Advertisement

The Horrors of Obsession and Oppression

Share
TIMES DANCE CRITIC

Dr. Frankenstein merged with Dr. Laura in “Necessary Depravity,” Michael Mizerany’s new half-hour, neo-Expressionist satire of sexual obsession and homosexual conversion therapies. Presented Saturday at the L.A. Theatre Center, it showed a young man turning into a monster from the betrayal of his need for love and the bizarre brutalities of science.

A Lester Horton Dance Award winner, Mizerany played the victimized youth, lured by the buff-deluxe Bogar Martinez into the clutches of Johnny Tu, a grotesque, blood-stained “processor” who inhabited a lab strewn with hanging corpses and dismembered limbs. Subjected to beatings and electric shock, Mizerany eventually attacked his oppressors.

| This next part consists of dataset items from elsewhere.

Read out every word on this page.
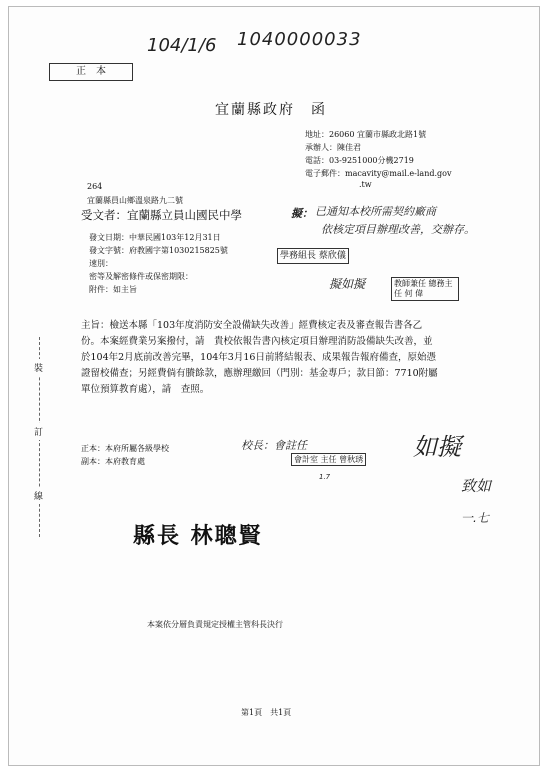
104/1/6 1040000033
正　本
宜蘭縣政府　函
地址：26060 宜蘭市縣政北路1號
承辦人：陳佳君
電話：03-9251000分機2719
電子郵件：macavity@mail.e-land.gov
.tw
264
宜蘭縣員山鄉溫泉路九二號
受文者：宜蘭縣立員山國民中學	擬： 已通知本校所需契約廠商
依核定項目辦理改善，交辦存。
發文日期：中華民國103年12月31日
發文字號：府教國字第1030215825號
速別：
密等及解密條件或保密期限：
附件：如主旨
學務組長 蔡欣儀
擬如擬	教師兼任 總務主任 何 偉
裝
訂
線
主旨：檢送本縣「103年度消防安全設備缺失改善」經費核定表及審查報告書各乙份。本案經費業另案撥付，請　貴校依報告書內核定項目辦理消防設備缺失改善，並於104年2月底前改善完畢，104年3月16日前將結報表、成果報告報府備查，原始憑證留校備查；另經費倘有賸餘款，應辦理繳回（門別：基金專戶；款目節：7710附屬單位預算教育處），請　查照。
正本：本府所屬各級學校
副本：本府教育處
校長：會註任
會計室 主任 曾秋琇
1.7
如擬
致如
一.七
縣長 林聰賢
本案依分層負責規定授權主管科長決行
第1頁　共1頁
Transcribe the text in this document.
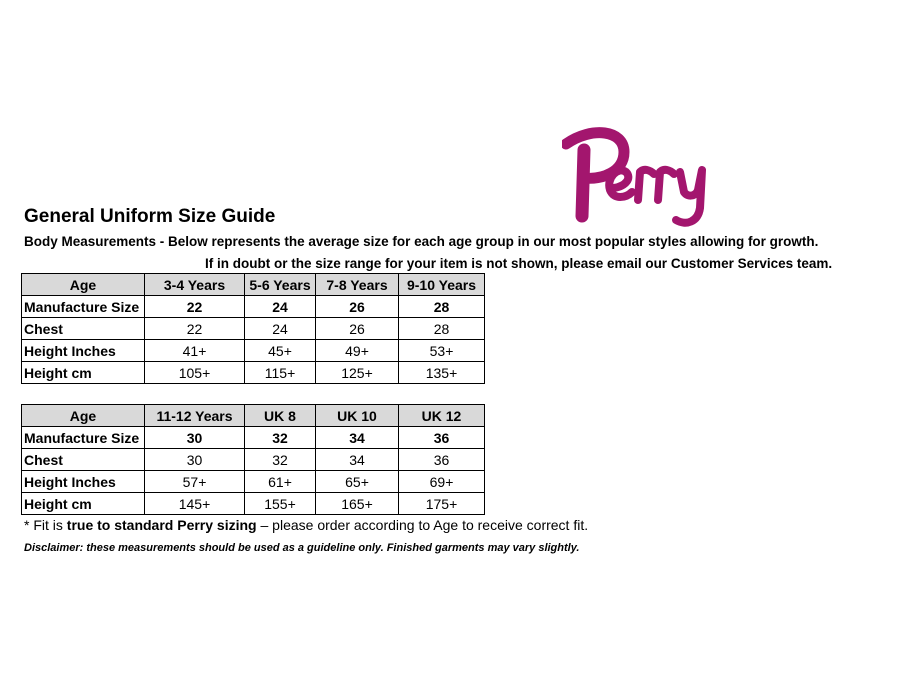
General Uniform Size Guide
Body Measurements - Below represents the average size for each age group in our most popular styles allowing for growth.
If in doubt or the size range for your item is not shown, please email our Customer Services team.
Age	3-4 Years	5-6 Years	7-8 Years	9-10 Years
Manufacture Size	22	24	26	28
Chest	22	24	26	28
Height Inches	41+	45+	49+	53+
Height cm	105+	115+	125+	135+
Age	11-12 Years	UK 8	UK 10	UK 12
Manufacture Size	30	32	34	36
Chest	30	32	34	36
Height Inches	57+	61+	65+	69+
Height cm	145+	155+	165+	175+
* Fit is true to standard Perry sizing – please order according to Age to receive correct fit.
Disclaimer: these measurements should be used as a guideline only. Finished garments may vary slightly.
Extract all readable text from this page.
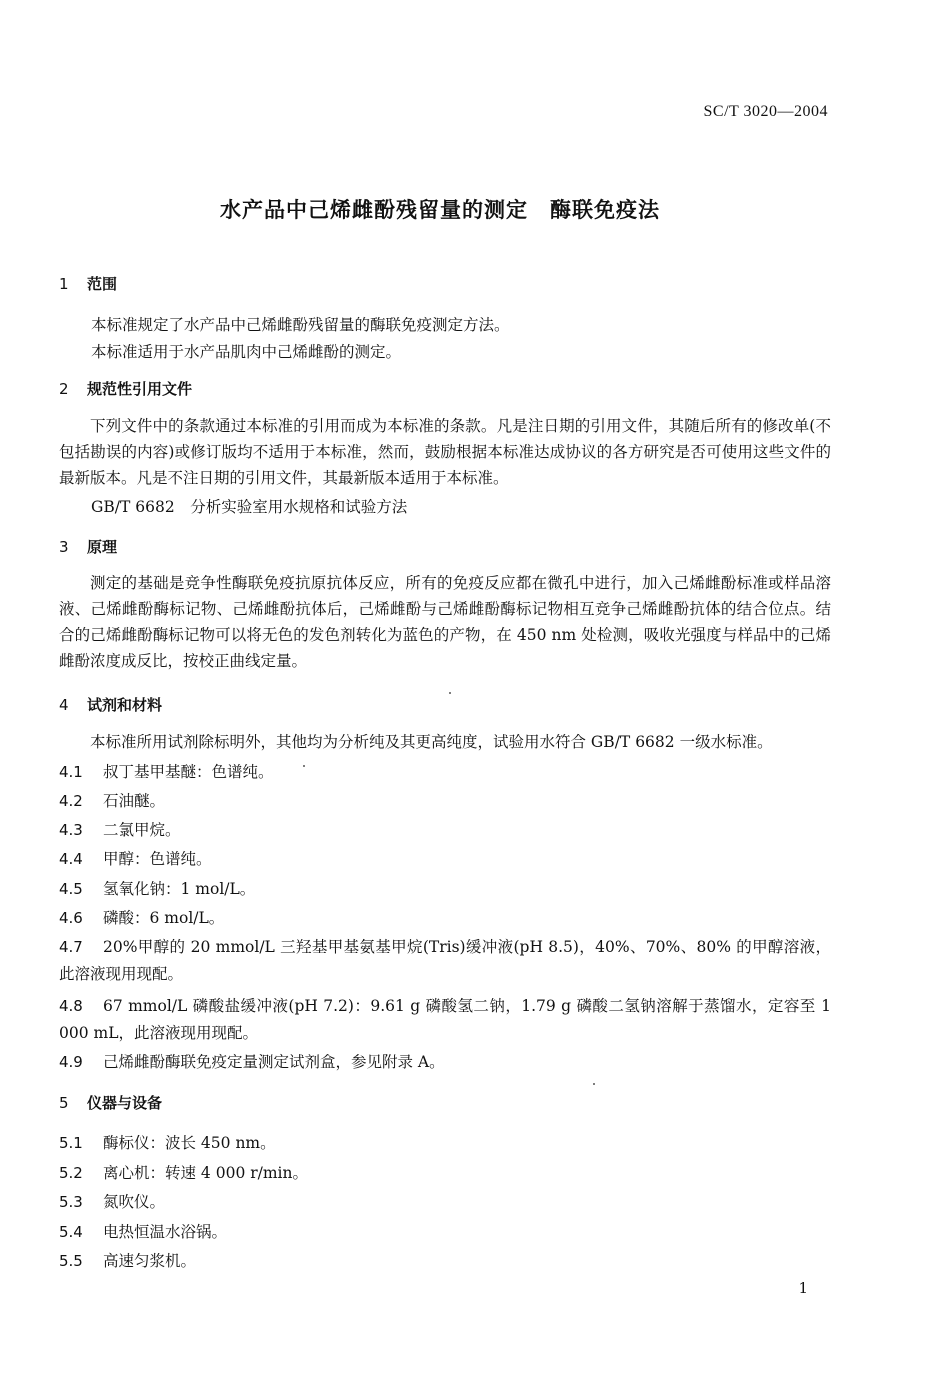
SC/T 3020—2004
水产品中己烯雌酚残留量的测定　酶联免疫法
1 范围
本标准规定了水产品中己烯雌酚残留量的酶联免疫测定方法。
本标准适用于水产品肌肉中己烯雌酚的测定。
2 规范性引用文件
下列文件中的条款通过本标准的引用而成为本标准的条款。凡是注日期的引用文件，其随后所有的修改单(不包括勘误的内容)或修订版均不适用于本标准，然而，鼓励根据本标准达成协议的各方研究是否可使用这些文件的最新版本。凡是不注日期的引用文件，其最新版本适用于本标准。
GB/T 6682　分析实验室用水规格和试验方法
3 原理
测定的基础是竞争性酶联免疫抗原抗体反应，所有的免疫反应都在微孔中进行，加入己烯雌酚标准或样品溶液、己烯雌酚酶标记物、己烯雌酚抗体后，己烯雌酚与己烯雌酚酶标记物相互竞争己烯雌酚抗体的结合位点。结合的己烯雌酚酶标记物可以将无色的发色剂转化为蓝色的产物，在 450 nm 处检测，吸收光强度与样品中的己烯雌酚浓度成反比，按校正曲线定量。
4 试剂和材料
本标准所用试剂除标明外，其他均为分析纯及其更高纯度，试验用水符合 GB/T 6682 一级水标准。
4.1 叔丁基甲基醚：色谱纯。
4.2 石油醚。
4.3 二氯甲烷。
4.4 甲醇：色谱纯。
4.5 氢氧化钠：1 mol/L。
4.6 磷酸：6 mol/L。
4.7 20%甲醇的 20 mmol/L 三羟基甲基氨基甲烷(Tris)缓冲液(pH 8.5)，40%、70%、80% 的甲醇溶液，此溶液现用现配。
4.8 67 mmol/L 磷酸盐缓冲液(pH 7.2)：9.61 g 磷酸氢二钠，1.79 g 磷酸二氢钠溶解于蒸馏水，定容至 1 000 mL，此溶液现用现配。
4.9 己烯雌酚酶联免疫定量测定试剂盒，参见附录 A。
5 仪器与设备
5.1 酶标仪：波长 450 nm。
5.2 离心机：转速 4 000 r/min。
5.3 氮吹仪。
5.4 电热恒温水浴锅。
5.5 高速匀浆机。
1
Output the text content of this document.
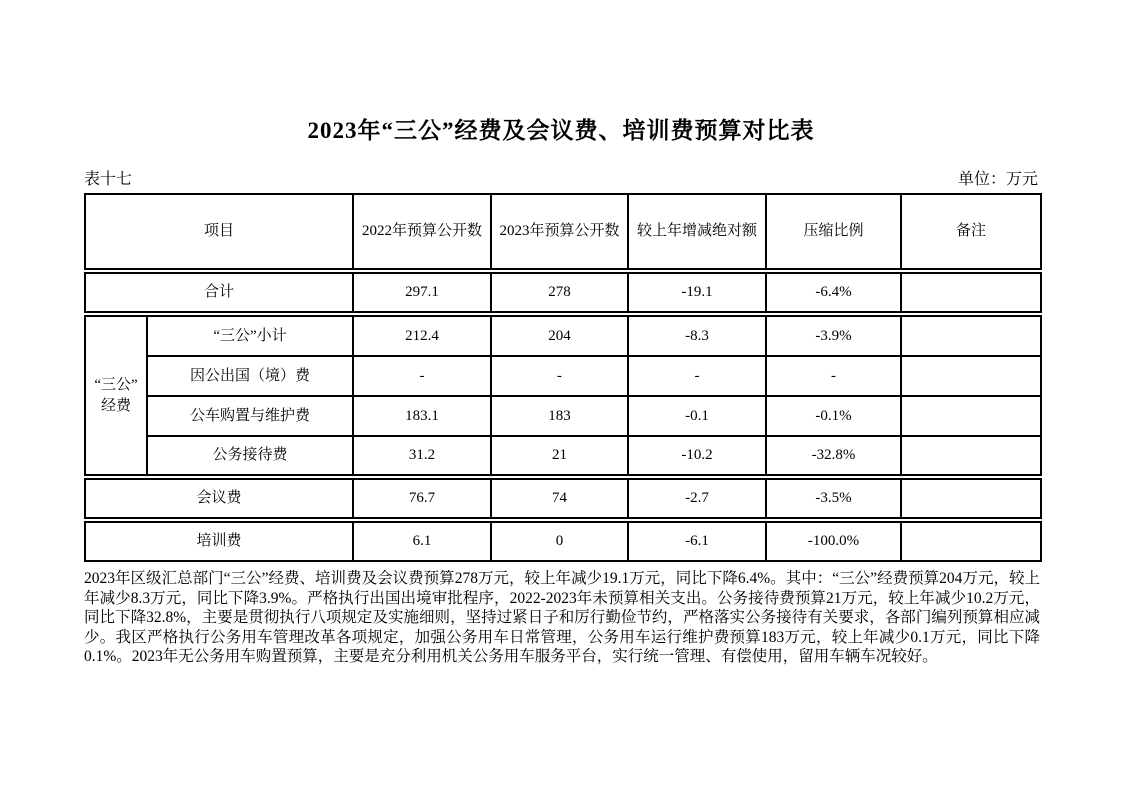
2023年“三公”经费及会议费、培训费预算对比表
表十七	单位：万元
项目	2022年预算公开数	2023年预算公开数	较上年增减绝对额	压缩比例	备注
合计	297.1	278	-19.1	-6.4%
“三公”经费
“三公”小计	212.4	204	-8.3	-3.9%
因公出国（境）费	-	-	-	-
公车购置与维护费	183.1	183	-0.1	-0.1%
公务接待费	31.2	21	-10.2	-32.8%
会议费	76.7	74	-2.7	-3.5%
培训费	6.1	0	-6.1	-100.0%

2023年区级汇总部门“三公”经费、培训费及会议费预算278万元，较上年减少19.1万元，同比下降6.4%。其中：“三公”经费预算204万元，较上年减少8.3万元，同比下降3.9%。严格执行出国出境审批程序，2022-2023年未预算相关支出。公务接待费预算21万元，较上年减少10.2万元，同比下降32.8%，主要是贯彻执行八项规定及实施细则，坚持过紧日子和厉行勤俭节约，严格落实公务接待有关要求，各部门编列预算相应减少。我区严格执行公务用车管理改革各项规定，加强公务用车日常管理，公务用车运行维护费预算183万元，较上年减少0.1万元，同比下降0.1%。2023年无公务用车购置预算，主要是充分利用机关公务用车服务平台，实行统一管理、有偿使用，留用车辆车况较好。
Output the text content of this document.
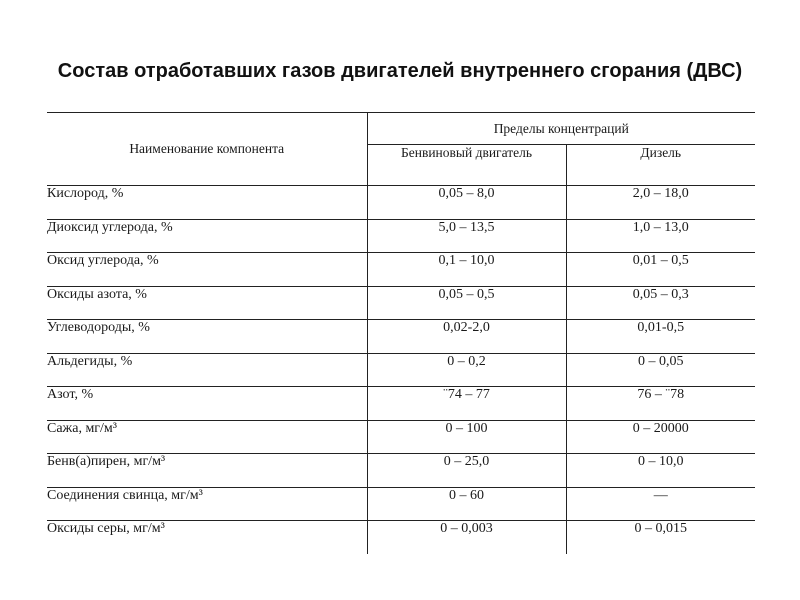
Состав отработавших газов двигателей внутреннего сгорания (ДВС)
Наименование компонента	Пределы концентраций	
	Бенвиновый двигатель	Дизель
Кислород, %	0,05 – 8,0	2,0 – 18,0
Диоксид углерода, %	5,0 – 13,5	1,0 – 13,0
Оксид углерода, %	0,1 – 10,0	0,01 – 0,5
Оксиды азота, %	0,05 – 0,5	0,05 – 0,3
Углеводороды, %	0,02-2,0	0,01-0,5
Альдегиды, %	0 – 0,2	0 – 0,05
Азот, %	¨74 – 77	76 – ¨78
Сажа, мг/м³	0 – 100	0 – 20000
Бенв(а)пирен, мг/м³	0 – 25,0	0 – 10,0
Соединения свинца, мг/м³	0 – 60	—
Оксиды серы, мг/м³	0 – 0,003	0 – 0,015
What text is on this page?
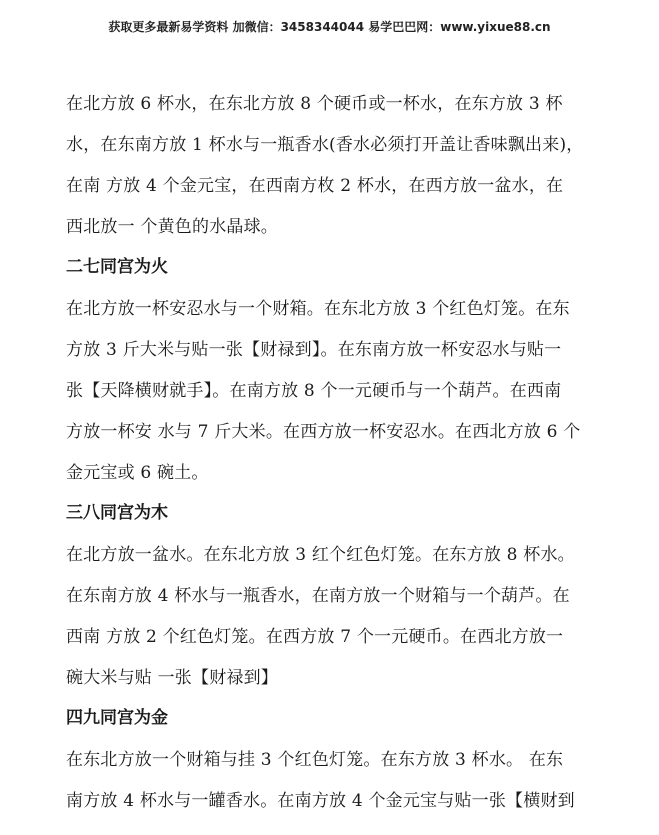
获取更多最新易学资料 加微信：3458344044 易学巴巴网：www.yixue88.cn

在北方放 6 杯水，在东北方放 8 个硬币或一杯水，在东方放 3 杯

水，在东南方放 1 杯水与一瓶香水(香水必须打开盖让香味飘出来)，

在南 方放 4 个金元宝，在西南方枚 2 杯水，在西方放一盆水，在

西北放一 个黄色的水晶球。

二七同宫为火

在北方放一杯安忍水与一个财箱。在东北方放 3 个红色灯笼。在东

方放 3 斤大米与贴一张【财禄到】。在东南方放一杯安忍水与贴一

张【天降横财就手】。在南方放 8 个一元硬币与一个葫芦。在西南

方放一杯安 水与 7 斤大米。在西方放一杯安忍水。在西北方放 6 个

金元宝或 6 碗土。

三八同宫为木

在北方放一盆水。在东北方放 3 红个红色灯笼。在东方放 8 杯水。

在东南方放 4 杯水与一瓶香水，在南方放一个财箱与一个葫芦。在

西南 方放 2 个红色灯笼。在西方放 7 个一元硬币。在西北方放一

碗大米与贴 一张【财禄到】

四九同宫为金

在东北方放一个财箱与挂 3 个红色灯笼。在东方放 3 杯水。 在东

南方放 4 杯水与一罐香水。在南方放 4 个金元宝与贴一张【横财到
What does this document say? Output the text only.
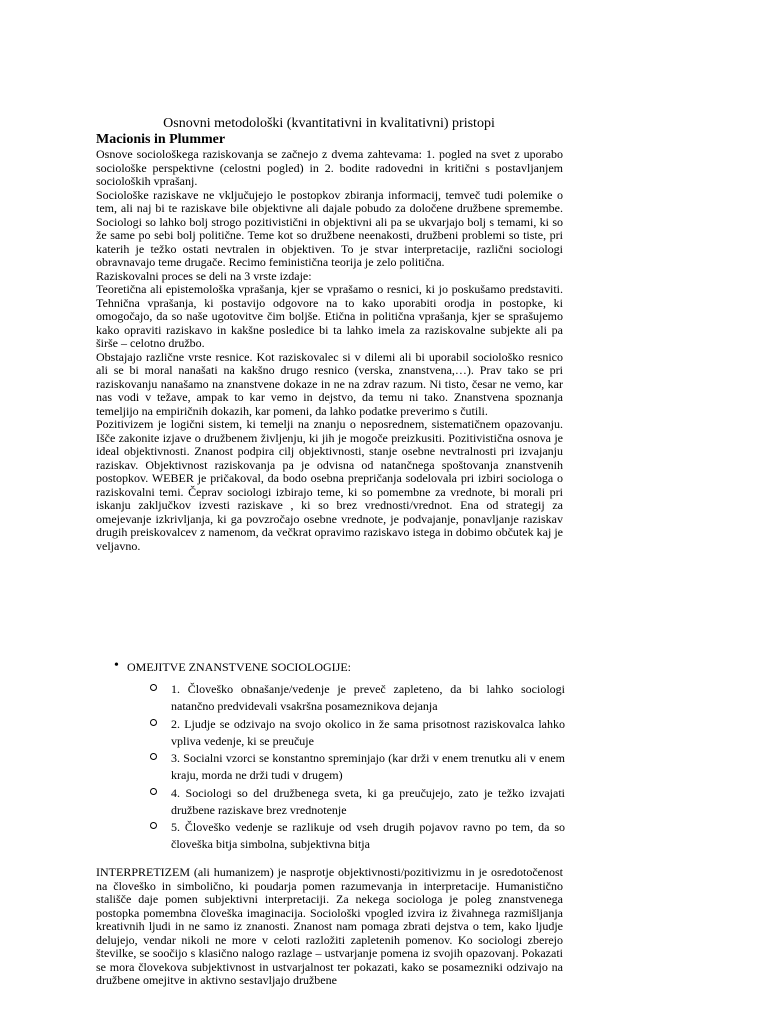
Osnovni metodološki (kvantitativni in kvalitativni) pristopi
Macionis in Plummer

Osnove sociološkega raziskovanja se začnejo z dvema zahtevama: 1. pogled na svet z uporabo sociološke perspektivne (celostni pogled) in 2. bodite radovedni in kritični s postavljanjem socioloških vprašanj.

Sociološke raziskave ne vključujejo le postopkov zbiranja informacij, temveč tudi polemike o tem, ali naj bi te raziskave bile objektivne ali dajale pobudo za določene družbene spremembe. Sociologi so lahko bolj strogo pozitivistični in objektivni ali pa se ukvarjajo bolj s temami, ki so že same po sebi bolj politične. Teme kot so družbene neenakosti, družbeni problemi so tiste, pri katerih je težko ostati nevtralen in objektiven. To je stvar interpretacije, različni sociologi obravnavajo teme drugače. Recimo feministična teorija je zelo politična.

Raziskovalni proces se deli na 3 vrste izdaje:

Teoretična ali epistemološka vprašanja, kjer se vprašamo o resnici, ki jo poskušamo predstaviti. Tehnična vprašanja, ki postavijo odgovore na to kako uporabiti orodja in postopke, ki omogočajo, da so naše ugotovitve čim boljše. Etična in politična vprašanja, kjer se sprašujemo kako opraviti raziskavo in kakšne posledice bi ta lahko imela za raziskovalne subjekte ali pa širše – celotno družbo.

Obstajajo različne vrste resnice. Kot raziskovalec si v dilemi ali bi uporabil sociološko resnico ali se bi moral nanašati na kakšno drugo resnico (verska, znanstvena,…). Prav tako se pri raziskovanju nanašamo na znanstvene dokaze in ne na zdrav razum. Ni tisto, česar ne vemo, kar nas vodi v težave, ampak to kar vemo in dejstvo, da temu ni tako. Znanstvena spoznanja temeljijo na empiričnih dokazih, kar pomeni, da lahko podatke preverimo s čutili.

Pozitivizem je logični sistem, ki temelji na znanju o neposrednem, sistematičnem opazovanju. Išče zakonite izjave o družbenem življenju, ki jih je mogoče preizkusiti. Pozitivistična osnova je ideal objektivnosti. Znanost podpira cilj objektivnosti, stanje osebne nevtralnosti pri izvajanju raziskav. Objektivnost raziskovanja pa je odvisna od natančnega spoštovanja znanstvenih postopkov. WEBER je pričakoval, da bodo osebna prepričanja sodelovala pri izbiri sociologa o raziskovalni temi. Čeprav sociologi izbirajo teme, ki so pomembne za vrednote, bi morali pri iskanju zaključkov izvesti raziskave , ki so brez vrednosti/vrednot. Ena od strategij za omejevanje izkrivljanja, ki ga povzročajo osebne vrednote, je podvajanje, ponavljanje raziskav drugih preiskovalcev z namenom, da večkrat opravimo raziskavo istega in dobimo občutek kaj je veljavno.

• OMEJITVE ZNANSTVENE SOCIOLOGIJE:

1. Človeško obnašanje/vedenje je preveč zapleteno, da bi lahko sociologi natančno predvidevali vsakršna posameznikova dejanja
2. Ljudje se odzivajo na svojo okolico in že sama prisotnost raziskovalca lahko vpliva vedenje, ki se preučuje
3. Socialni vzorci se konstantno spreminjajo (kar drži v enem trenutku ali v enem kraju, morda ne drži tudi v drugem)
4. Sociologi so del družbenega sveta, ki ga preučujejo, zato je težko izvajati družbene raziskave brez vrednotenje
5. Človeško vedenje se razlikuje od vseh drugih pojavov ravno po tem, da so človeška bitja simbolna, subjektivna bitja

INTERPRETIZEM (ali humanizem) je nasprotje objektivnosti/pozitivizmu in je osredotočenost na človeško in simbolično, ki poudarja pomen razumevanja in interpretacije. Humanistično stališče daje pomen subjektivni interpretaciji. Za nekega sociologa je poleg znanstvenega postopka pomembna človeška imaginacija. Sociološki vpogled izvira iz živahnega razmišljanja kreativnih ljudi in ne samo iz znanosti. Znanost nam pomaga zbrati dejstva o tem, kako ljudje delujejo, vendar nikoli ne more v celoti razložiti zapletenih pomenov. Ko sociologi zberejo številke, se soočijo s klasično nalogo razlage – ustvarjanje pomena iz svojih opazovanj. Pokazati se mora človekova subjektivnost in ustvarjalnost ter pokazati, kako se posamezniki odzivajo na družbene omejitve in aktivno sestavljajo družbene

Reinforced by Marco De Leon’s decor and makeup, the parody of horror film cliches gained force from John Ballinger’s ominous original score. But the relationship between Mizerany and Martinez proved problematic, with the former recklessly throwing himself at the latter and thus arguably inviting his own destruction.

Advertisement

Of course, the concept of “the beautiful bait” turns up in every culture, with examples in Western theater dance including the Sylph in “La Sylphide,” Odile in “Swan Lake” and the title character’s boy-toy in Martha Graham’s “Clytemnestra.” But the seduced and destroyed protagonists in these dance dramas had other possible choices, other plausible partners.

Mizerany’s character had none: Martinez was the only game in town. So “Necessary Depravity” ended up suggesting (no doubt unintentionally) that desire itself dooms gay men.